As a CEO or hiring manager, your recruiters give potential unicorns their first taste of your employer brand. How do you want candidates to feel after coming into contact with a brand ambassador?
Not sure how your recruitment practices measure up? Below are some questions for company-wide reflection. Place yourself in your recruit’s shoes and imagine that you are coming into contact with your company for the very first time. Engage your curiosity and take an honest look at your recruitment strategy. Where can you make it more human? Remember: The more you infuse your recruitment practices with humanity, the more you will attract quality candidates. Think on these questions:
▶ How do you want candidates to feel after coming into contact with a recruiter from your company?
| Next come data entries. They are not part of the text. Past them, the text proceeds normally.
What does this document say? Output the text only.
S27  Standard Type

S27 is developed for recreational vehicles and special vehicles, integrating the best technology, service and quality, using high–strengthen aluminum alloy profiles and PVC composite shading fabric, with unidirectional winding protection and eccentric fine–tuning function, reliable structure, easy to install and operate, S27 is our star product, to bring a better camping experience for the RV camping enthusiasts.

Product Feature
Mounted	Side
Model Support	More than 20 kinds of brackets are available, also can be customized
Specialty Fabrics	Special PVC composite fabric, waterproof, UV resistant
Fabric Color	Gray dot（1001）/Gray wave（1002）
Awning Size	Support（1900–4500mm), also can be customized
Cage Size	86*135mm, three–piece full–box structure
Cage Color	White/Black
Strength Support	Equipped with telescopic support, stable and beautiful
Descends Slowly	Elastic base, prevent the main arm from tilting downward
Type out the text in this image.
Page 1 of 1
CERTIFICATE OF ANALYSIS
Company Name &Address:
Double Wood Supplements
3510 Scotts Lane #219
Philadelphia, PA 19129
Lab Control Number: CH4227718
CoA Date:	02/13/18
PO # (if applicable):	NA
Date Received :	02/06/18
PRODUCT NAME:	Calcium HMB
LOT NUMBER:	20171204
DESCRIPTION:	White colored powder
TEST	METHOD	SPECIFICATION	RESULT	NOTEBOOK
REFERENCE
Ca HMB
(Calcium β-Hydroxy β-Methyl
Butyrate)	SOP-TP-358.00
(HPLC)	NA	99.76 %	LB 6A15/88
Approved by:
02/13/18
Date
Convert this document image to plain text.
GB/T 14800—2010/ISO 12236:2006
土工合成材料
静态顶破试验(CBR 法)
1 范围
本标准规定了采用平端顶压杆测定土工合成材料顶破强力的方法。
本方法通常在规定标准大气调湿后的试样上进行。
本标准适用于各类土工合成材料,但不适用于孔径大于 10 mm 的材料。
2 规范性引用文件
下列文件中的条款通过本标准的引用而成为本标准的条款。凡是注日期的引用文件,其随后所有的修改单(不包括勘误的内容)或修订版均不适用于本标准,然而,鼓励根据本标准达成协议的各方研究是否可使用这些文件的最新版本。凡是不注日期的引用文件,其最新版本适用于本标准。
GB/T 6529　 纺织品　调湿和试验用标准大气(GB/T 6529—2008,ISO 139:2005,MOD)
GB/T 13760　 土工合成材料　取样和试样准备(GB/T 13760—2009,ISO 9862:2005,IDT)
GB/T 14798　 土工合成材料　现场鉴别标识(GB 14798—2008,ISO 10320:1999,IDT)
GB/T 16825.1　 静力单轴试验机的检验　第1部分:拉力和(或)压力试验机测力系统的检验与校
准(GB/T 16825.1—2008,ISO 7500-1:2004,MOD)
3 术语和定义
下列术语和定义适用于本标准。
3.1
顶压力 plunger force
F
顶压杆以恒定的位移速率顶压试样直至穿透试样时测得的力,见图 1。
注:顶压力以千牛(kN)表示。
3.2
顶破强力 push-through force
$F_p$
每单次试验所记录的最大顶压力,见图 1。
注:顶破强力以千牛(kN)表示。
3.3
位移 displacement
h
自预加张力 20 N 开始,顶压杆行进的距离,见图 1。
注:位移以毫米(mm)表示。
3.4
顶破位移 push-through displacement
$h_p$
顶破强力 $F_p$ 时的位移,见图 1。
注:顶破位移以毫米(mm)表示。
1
▶ How personal are your people leaders’ outreach methods? Do they have a corporate, cookie-cutter style? Is there a strong human element?
▶ Are you targeting talent with care? (Beware the Mike/large corporation dynamic!)
▶ What do you need to do to create a more human-centered and purpose-oriented candidate journey from first contact?
▶ How are you empowering or disempowering your company evangelists from showing the human side of your company?
No one should feel like a cog in a machine—neither the candidate nor the recruiter. Each party should have the opportunity to appear as their best self. If you infuse your recruitment practices with humanity, you lay the groundwork for an open, trusting relationship between employer and (eventual) new hire.